A thorough site survey is the first and most important step towards the successful project.

By doing a good survey you will be able to properly advise the client, specify the correct electrical locking product on the first try and avoid do-overs and wasted time later. You can also hopefully spot other problems with worn hinges, leaky door closers, or inappropriate lock functions.

This job involved nine openings, and none of them had any electrical locking hardware presently installed.

Upon examination of the doors and frames all were in relatively good working order. Doors either had rim exit devices or cylindrical locks. Some of the doors were “labeled” a/k/a fire rated. So my quote indicated that I was calling out special electric locks for those openings. Sometimes fire-rated doors are used on a construction project even if they are not required by the building code. Sometimes the occupancy of the building changes (how the building is being used). Sometimes the building code becomes more stringent. By observing the law and specifying fire listed locks, I am indemnifying myself against a wrong supposition. I always insist that the client review the planned work with the Fire Marshal before I accept a project.

NOTE: The other important element of this upgrade is the power supply for the locking devices. See the accompanying article in this issue which provides an overview of power supply products and a discussion of how to select the right one for your project.

HES 9400, 9500 & 9600 SERIES

Upgrading doors with rim type exit devices and in some cases surface mounted vertical rod exit devices is relatively painless with the use of one of HES 9400, 9500 & 9600 Series electric strikes. (The 9400, 9500 and 9600 do not work with vertical rods.)

These devices all share common features, making them convenient to install and power.
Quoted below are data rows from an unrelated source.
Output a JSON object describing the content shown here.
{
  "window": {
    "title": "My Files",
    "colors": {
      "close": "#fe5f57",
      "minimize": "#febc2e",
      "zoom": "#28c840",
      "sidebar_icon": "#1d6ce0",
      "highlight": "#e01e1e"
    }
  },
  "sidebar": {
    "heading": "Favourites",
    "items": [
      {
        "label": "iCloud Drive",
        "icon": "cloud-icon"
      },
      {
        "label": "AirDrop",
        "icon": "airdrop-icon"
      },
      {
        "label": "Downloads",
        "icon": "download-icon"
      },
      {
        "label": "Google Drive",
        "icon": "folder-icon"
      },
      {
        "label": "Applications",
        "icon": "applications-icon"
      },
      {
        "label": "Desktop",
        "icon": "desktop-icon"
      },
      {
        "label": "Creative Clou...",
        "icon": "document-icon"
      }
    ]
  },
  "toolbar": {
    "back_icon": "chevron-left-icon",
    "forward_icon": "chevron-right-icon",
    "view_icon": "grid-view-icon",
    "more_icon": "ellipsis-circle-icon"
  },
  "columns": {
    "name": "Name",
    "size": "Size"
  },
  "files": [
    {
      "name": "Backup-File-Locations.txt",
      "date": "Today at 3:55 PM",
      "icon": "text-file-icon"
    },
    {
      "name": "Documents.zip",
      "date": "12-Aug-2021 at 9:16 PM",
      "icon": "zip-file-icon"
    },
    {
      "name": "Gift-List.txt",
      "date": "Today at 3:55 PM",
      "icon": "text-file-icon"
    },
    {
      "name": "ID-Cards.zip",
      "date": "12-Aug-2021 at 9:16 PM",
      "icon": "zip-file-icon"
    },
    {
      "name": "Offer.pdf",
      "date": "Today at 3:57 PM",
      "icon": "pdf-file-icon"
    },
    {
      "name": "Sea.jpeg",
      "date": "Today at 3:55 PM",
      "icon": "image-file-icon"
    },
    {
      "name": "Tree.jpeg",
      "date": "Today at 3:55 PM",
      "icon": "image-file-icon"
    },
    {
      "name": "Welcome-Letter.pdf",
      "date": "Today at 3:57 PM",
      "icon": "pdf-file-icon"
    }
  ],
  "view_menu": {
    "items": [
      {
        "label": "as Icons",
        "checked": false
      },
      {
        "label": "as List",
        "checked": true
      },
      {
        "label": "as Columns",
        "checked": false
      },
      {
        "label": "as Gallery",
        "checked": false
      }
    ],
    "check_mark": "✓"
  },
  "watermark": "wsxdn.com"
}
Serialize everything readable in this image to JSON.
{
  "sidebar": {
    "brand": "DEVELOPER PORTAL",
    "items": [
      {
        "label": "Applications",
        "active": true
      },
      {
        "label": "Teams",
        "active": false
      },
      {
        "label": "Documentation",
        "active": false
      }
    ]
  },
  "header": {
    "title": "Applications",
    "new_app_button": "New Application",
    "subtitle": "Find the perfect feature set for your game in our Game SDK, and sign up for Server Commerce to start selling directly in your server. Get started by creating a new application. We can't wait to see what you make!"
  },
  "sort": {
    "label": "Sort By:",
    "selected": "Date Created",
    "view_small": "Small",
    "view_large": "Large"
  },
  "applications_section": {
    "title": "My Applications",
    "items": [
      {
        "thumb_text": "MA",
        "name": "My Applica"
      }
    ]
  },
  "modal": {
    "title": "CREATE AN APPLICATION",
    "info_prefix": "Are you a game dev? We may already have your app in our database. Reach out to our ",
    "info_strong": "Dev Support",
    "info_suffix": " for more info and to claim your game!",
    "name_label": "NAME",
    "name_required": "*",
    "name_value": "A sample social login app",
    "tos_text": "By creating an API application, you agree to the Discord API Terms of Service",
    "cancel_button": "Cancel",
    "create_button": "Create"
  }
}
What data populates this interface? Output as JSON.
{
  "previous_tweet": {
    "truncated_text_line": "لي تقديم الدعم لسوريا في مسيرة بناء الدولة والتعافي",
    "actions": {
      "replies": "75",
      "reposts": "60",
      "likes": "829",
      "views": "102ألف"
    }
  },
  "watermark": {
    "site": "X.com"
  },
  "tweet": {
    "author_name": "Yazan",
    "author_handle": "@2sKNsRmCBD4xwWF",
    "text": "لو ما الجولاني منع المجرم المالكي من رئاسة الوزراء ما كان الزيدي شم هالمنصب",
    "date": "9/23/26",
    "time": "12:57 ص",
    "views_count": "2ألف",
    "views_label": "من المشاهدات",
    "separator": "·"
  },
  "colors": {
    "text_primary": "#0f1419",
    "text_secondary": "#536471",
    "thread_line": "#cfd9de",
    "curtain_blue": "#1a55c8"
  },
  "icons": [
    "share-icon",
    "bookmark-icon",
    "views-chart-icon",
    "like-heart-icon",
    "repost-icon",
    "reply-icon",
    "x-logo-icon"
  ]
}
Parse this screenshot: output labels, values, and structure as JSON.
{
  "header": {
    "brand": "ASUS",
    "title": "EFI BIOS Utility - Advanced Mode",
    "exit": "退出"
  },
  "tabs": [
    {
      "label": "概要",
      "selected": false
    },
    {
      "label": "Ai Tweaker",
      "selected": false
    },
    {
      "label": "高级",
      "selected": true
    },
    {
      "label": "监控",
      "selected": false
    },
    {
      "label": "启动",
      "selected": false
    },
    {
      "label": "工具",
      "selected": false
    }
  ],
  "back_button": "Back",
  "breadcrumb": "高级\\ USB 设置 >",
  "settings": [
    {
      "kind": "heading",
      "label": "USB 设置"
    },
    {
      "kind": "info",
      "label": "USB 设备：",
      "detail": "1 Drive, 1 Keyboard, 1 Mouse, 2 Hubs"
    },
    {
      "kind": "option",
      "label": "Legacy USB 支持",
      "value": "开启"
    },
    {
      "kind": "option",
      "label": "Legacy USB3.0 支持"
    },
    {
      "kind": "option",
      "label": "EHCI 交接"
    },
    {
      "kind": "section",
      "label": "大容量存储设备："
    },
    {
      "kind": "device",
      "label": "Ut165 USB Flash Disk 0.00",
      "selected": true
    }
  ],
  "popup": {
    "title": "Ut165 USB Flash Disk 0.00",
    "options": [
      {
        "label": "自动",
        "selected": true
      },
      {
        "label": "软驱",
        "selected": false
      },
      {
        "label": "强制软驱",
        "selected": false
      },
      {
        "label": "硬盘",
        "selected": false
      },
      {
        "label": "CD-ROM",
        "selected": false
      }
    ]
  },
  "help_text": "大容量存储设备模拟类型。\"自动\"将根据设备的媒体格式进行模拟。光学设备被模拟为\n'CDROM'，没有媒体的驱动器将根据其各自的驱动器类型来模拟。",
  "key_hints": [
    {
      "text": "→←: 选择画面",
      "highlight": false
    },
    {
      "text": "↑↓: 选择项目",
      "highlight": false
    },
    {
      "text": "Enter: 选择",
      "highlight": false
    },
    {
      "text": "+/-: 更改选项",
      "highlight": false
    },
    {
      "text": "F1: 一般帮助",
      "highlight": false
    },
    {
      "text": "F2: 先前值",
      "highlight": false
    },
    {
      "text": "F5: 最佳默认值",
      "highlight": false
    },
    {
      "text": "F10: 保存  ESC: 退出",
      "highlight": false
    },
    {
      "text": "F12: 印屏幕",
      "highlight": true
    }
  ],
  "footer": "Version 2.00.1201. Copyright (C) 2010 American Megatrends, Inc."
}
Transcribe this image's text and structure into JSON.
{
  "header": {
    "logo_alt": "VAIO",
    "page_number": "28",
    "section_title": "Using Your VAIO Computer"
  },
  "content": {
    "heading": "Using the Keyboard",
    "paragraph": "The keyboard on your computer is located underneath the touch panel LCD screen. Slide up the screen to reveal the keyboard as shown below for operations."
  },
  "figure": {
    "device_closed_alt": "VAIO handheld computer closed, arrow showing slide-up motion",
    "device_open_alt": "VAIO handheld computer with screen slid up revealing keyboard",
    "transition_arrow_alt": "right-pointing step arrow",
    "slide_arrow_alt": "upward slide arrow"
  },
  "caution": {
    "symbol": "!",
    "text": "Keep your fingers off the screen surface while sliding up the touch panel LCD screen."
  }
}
They are surface-mounted, requiring only three holes two for mounting and one for wiring – and all are suitable for wood or metal frames.

An additional hole is required for the recommended lockdown. Once the strike has been installed and aligned for proper operation, the lockdown screw prevents the strike from shifting on the frame.

HES offers a five- year mechanical warranty and by using their 2005M Smart Pac II voltage regulator, a five year electrical warranty as well.

The HES #9400, #9500 and #9600 are all UL1034 listed for burglary resistance, and all are ANSI/BHMA A156.31 Grade 1 rated.

Differences between the models are that the #9500 is fire-rated (UL 10C fire-rated, 1-1/2 hour (fail secure only), and the #9400 is the newly designed slim line version which is ½” thick.

Both the #9500 and the #9600 are ¾” thick and are designed for use with up to a ¾” Pullman latch. The ½” thick #9400 will only work with up to a ½” latch.

Reminder: During the site survey, it is imperative that you determine whether the opening is labeled (fire-rated) and also accurately measure the horizontal dimension between the head of the rim exit device and the door frame.